Em Okinawa, esses conflitos de aversão cultural estão sendo desapercebidos por mim. Não pude identificar nenhum senso de intolerância. Pois aqui existe uma certa uniformidade nos parâmetros citados anteriormente: etnia, religião, situação sócio-econômica e territorialidade. O que existe, ou o que foi possível ver, é que na cultura local existe um "um tronco principal" e a partir dessa, ramificações e variações. E com o fator da longa história, toda cultura é extremamente enraizada.

    
Odori na Kokusai doori
Mesmo que o Brasil tenha uma diversidade, muitas vezes a cultura trazida pelos imigrantes é exposta e entendida de maneira superficial ou até errônea. Quando um programa popular de televisão tenta expor uma cultura, por exemplo a japonesa, em sua programação. Apesar de toda boa vontade, é possível ver pequenos equívocos ou extrema simplificação de algo complexo.

Essa uniformidade cultural que se tem em Okinawa tem como consequência direta a ausência dos pequenos conflitos diários. Por fim, uma qualidade de vida melhor. Vivemos esses atritos das diferenças todos os dias. O que faz com que nós não fiquemos pasmos mais. Apesar de toda variedade de pessoas que o Brasil possui, ainda não sabemos conviver com essas diferenças. Talvez, há poucas coisas que nos unem de fato como integrantes de uma mesma nação. Com exceção do futebol em Copa do Mundo.


FC Barcelona da educação

O grande fenômeno do futebol nos últimos tempos tem sido o time do Barcelona, que construiu uma fábrica de revelar talentos, com formação continuada da categoria de base até o profissional. Os resultados são assim sólidos e duradouros. E esse conceito acontece nas escolas por aqui. Não em questão de futebol ou esporte, mas em questão geral de educação.

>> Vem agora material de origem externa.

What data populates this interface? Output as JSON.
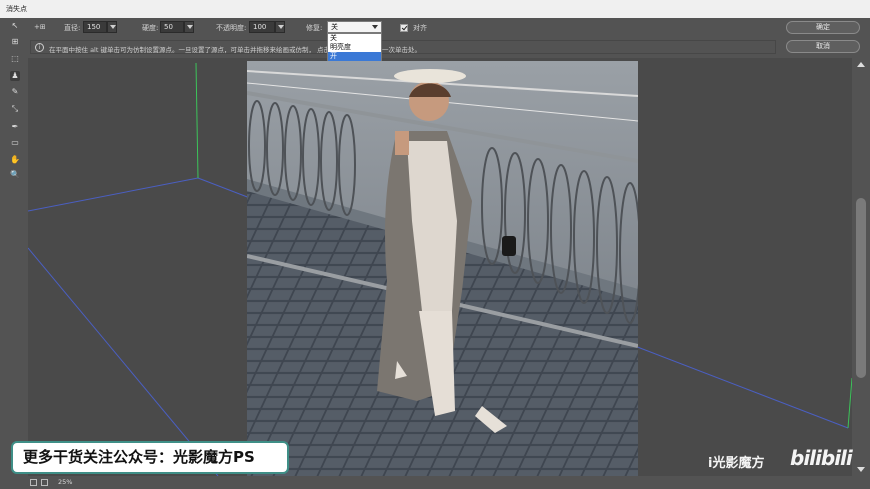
{
  "window": {
    "title": "消失点"
  },
  "options": {
    "mode_icon": "+⊞",
    "diameter_label": "直径:",
    "diameter_value": "150",
    "hardness_label": "硬度:",
    "hardness_value": "50",
    "opacity_label": "不透明度:",
    "opacity_value": "100",
    "repair_label": "修复:",
    "repair_value": "关",
    "repair_options": [
      "关",
      "明亮度",
      "开"
    ],
    "align_label": "对齐"
  },
  "buttons": {
    "ok": "确定",
    "cancel": "取消"
  },
  "info": {
    "icon": "i",
    "text": "在平面中按住 alt 键单击可为仿制设置源点。一旦设置了源点，可单击并拖移来绘画或仿制，                          点击可将描边扩展到上一次单击处。"
  },
  "tools": [
    "edit-plane-icon",
    "create-plane-icon",
    "marquee-icon",
    "stamp-icon",
    "brush-icon",
    "transform-icon",
    "eyedropper-icon",
    "measure-icon",
    "hand-icon",
    "zoom-icon"
  ],
  "tool_glyphs": [
    "↖",
    "⊞",
    "⬚",
    "♟",
    "✎",
    "⤡",
    "✒",
    "▭",
    "✋",
    "🔍"
  ],
  "status": {
    "zoom": "25%"
  },
  "overlay": {
    "caption": "更多干货关注公众号：光影魔方PS",
    "brand": "i光影魔方",
    "logo": "bilibili"
  },
  "colors": {
    "plane_blue": "#4a5fc2",
    "plane_green": "#3cc45a",
    "caption_border": "#3f8f87"
  }
}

Tive a oportunidade de ir e interagir nas aulas de 10 jardim de infância (hoikuen), assistir inúmeros undokais e outros eventos da escola elementar (shoo gakkoo) e assistir as aulas da escola júnior (chuu gakkoo). Shoo Gakkoo e Chuu Gakkoo seriam equivalentes ao Ensino Fundamental no Brasil.

  
Estudantes do Chuu gakko de Nishihara
Educação passou a ser investida e universalizada pelo Estado japonês na Era Meiji, mas o atual modelo foi reformulado durante o pós-guerra, com influência do modelo Americano de ensino. As escolas de jardim de infância (com crianças de 0 anos a 5 anos) são em geral particulares, enquanto a escola elementar e junior são em sua maioria públicas (dos 6 anos aos 15 anos).

O que pude ver é que certos valores são trabalhados desde o jardim de infância até aos 15 anos da mesma maneira (formação continuada da base à maturidade). Um exemplo são as refeições. São servidas na sala de aula e os próprios alunos se encarregam de servir seus colegas e fazer a limpeza depois da refeição.

O senso de disciplina também é um outro ponto trabalhado. Disciplina não no sentido de ficar em silêncio, sem fazer zombaria, mas no sentido de receber comandos e atendê-los rápido. Talvez a imagem que as pessoas têm é de japoneses extremamente robotizados por causa da forte disciplina educacional. Isso seria um equívoco muito grande. As crianças e jovens são extremamente espontâneas. A interação dos professores e alunos são bem pessoais, permitindo espaço para brincadeiras e piadas. Porém, quando requisitado a ordem e organização são rapidamente estabelecidas pelos professores.

  
Sala de aula do Chuu gakko
A grade curricular possui esportes e artes. A atividade física é trabalhada desde jardim de infância e continua até o final da formação escolar. A prática de esporte é sempre munido de infra-estrutura como quadras, campos e material esportivo. Além dos eventos de undokai que seria um tipo de evento de atletismo (simplificando muito).

Aquela aula de educação artística que se tinha na escola brasileira, mas que na verdade era aula de geometria ou qualquer outra coisa, aqui não se vê. As aulas de artes são realmente de artes. A infra-estrutura das salas de música é de um nivel de curso técnico no Brasil. E o resultado que os alunos apresentam  apresentações de música que são incabíveis para nossa realidade brasileira. Toda aula extra curricular é tratada com igual importância.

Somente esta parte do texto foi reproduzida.